Kubeflow pipeline demo for MLOps purposes. This project contains components (see photo below) to preprocess data for ML model, train ML model and testing/using the model to predict. Each component is separate Docker instance that are build from the recent code using Github workflow action.
Preprocessing component takes a dataset directly from sklearn and splits the data to x and y, train and test parts. X_train and x_test are optimised for more accurate results. Data partitions are saved using numpy to /app directory. Train component loads the saved data through arguments given for the ContainerOp and uses it to train a model. Model is saved to the /app directory as model.plk. Testing components loads the saved data and model through the arguments and gives the prediction and score for the prediction.
Pipeline is build with kfp package which is Kubeflow Pipeline SDK API. Creating each individual op implementation of a container image with ContainerOp. Images are pulled from Docker for each component. For each op the needed arguments and file_outputs are defined on pipeline.py. Pipeline flow is defined in kubeflow_demo_pipeline and the pipeline.yaml file is compiled based on the pipeline.py code.
In case of code modifications to pipeline.py, run the code to generate new pipeline.yaml. If modifying the components, remember to push changes to Github to get newest version for the Docker images.
- Kubernetes
- Kubeflow (kind, K3s, K3ai)
There is three options: kind, K3s or K3ai. Following steps are for K3s, so for other options please visit: Kubeflow Documentation, Local Deployment
Uninstall Previous Versions of K3s
sh /usr/local/bin/k3s-uninstall.sh
curl -sfL https://get.k3s.io | INSTALL_K3S_VERSION=v1.21.8+k3s1 sh -
The version after 1.21 does not support for some APIs of K3s in kubeflow. More information at link
sudo k3s server &
sudo k3s kubectl get node
Following installation works for all environments (kind, K3s, K3ai).
Deploy the Kubeflow Pipelines
export PIPELINE_VERSION=1.7.1
kubectl apply -k "github.com/kubeflow/pipelines/manifests/kustomize/cluster-scoped-resources?ref=$PIPELINE_VERSION"
kubectl wait --for condition=established --timeout=60s crd/applications.app.k8s.io
kubectl apply -k "github.com/kubeflow/pipelines/manifests/kustomize/env/platform-agnostic-pns?ref=$PIPELINE_VERSION"
Verify that the UI is accessible by port forwarding it:
kubectl port-forward -n kubeflow svc/ml-pipeline-ui 8080:80
You should see this when port-forward is successful.
Now you can access the UI at http:/localhost:8080/. In any case of issues check installation guide above or ask for further assistance.

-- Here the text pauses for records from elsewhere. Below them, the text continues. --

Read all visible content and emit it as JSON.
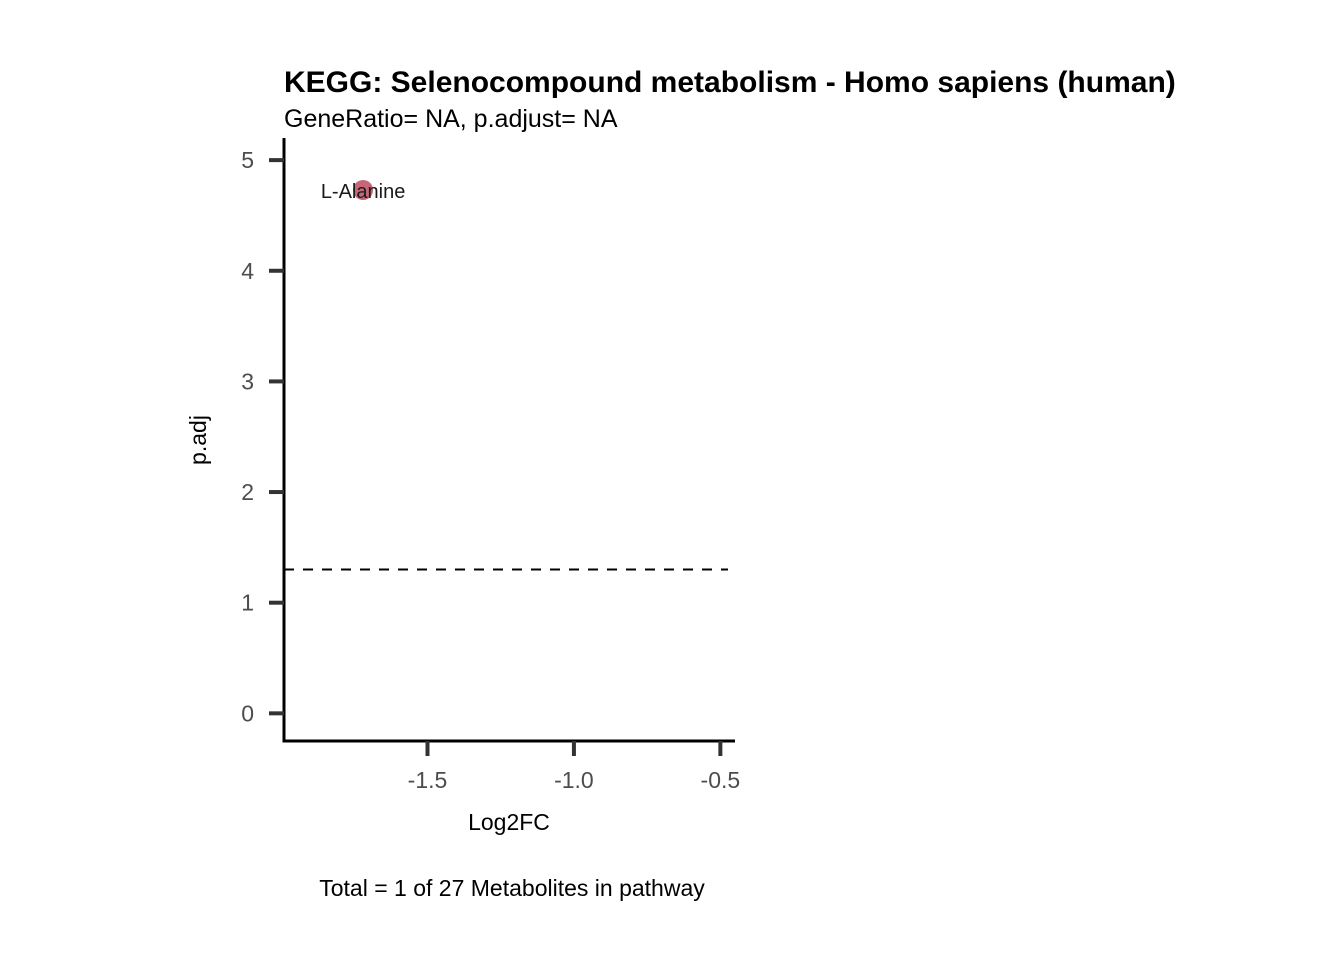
{
  "colors": {
    "point": "#c0566a",
    "axis": "#000000",
    "tick": "#333333",
    "threshold": "#000000"
  },
  "chart_data": {
    "type": "scatter",
    "title": "KEGG: Selenocompound metabolism - Homo sapiens (human)",
    "subtitle": "GeneRatio= NA, p.adjust= NA",
    "xlabel": "Log2FC",
    "ylabel": "p.adj",
    "caption": "Total = 1 of 27 Metabolites in pathway",
    "xlim": [
      -1.99,
      -0.45
    ],
    "ylim": [
      -0.25,
      5.2
    ],
    "x_ticks": [
      -1.5,
      -1.0,
      -0.5
    ],
    "x_tick_labels": [
      "-1.5",
      "-1.0",
      "-0.5"
    ],
    "y_ticks": [
      0,
      1,
      2,
      3,
      4,
      5
    ],
    "y_tick_labels": [
      "0",
      "1",
      "2",
      "3",
      "4",
      "5"
    ],
    "threshold_y": 1.3,
    "threshold_style": "dashed",
    "grid": false,
    "legend": "none",
    "series": [
      {
        "points": [
          {
            "x": -1.72,
            "y": 4.73,
            "label": "L-Alanine"
          }
        ]
      }
    ]
  }
}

After opening the UI (see below), click the + Upload pipeline to create new pipeline.
Set name, description and upload pipeline.yaml file for the new pipeline and click create.
This will lead to summary view, click + Create run button from top of the window. Run details contains everything needed for basic run, click Start.
Finally the run view will open and the pipeline is running. After run the results will be available on the side panel.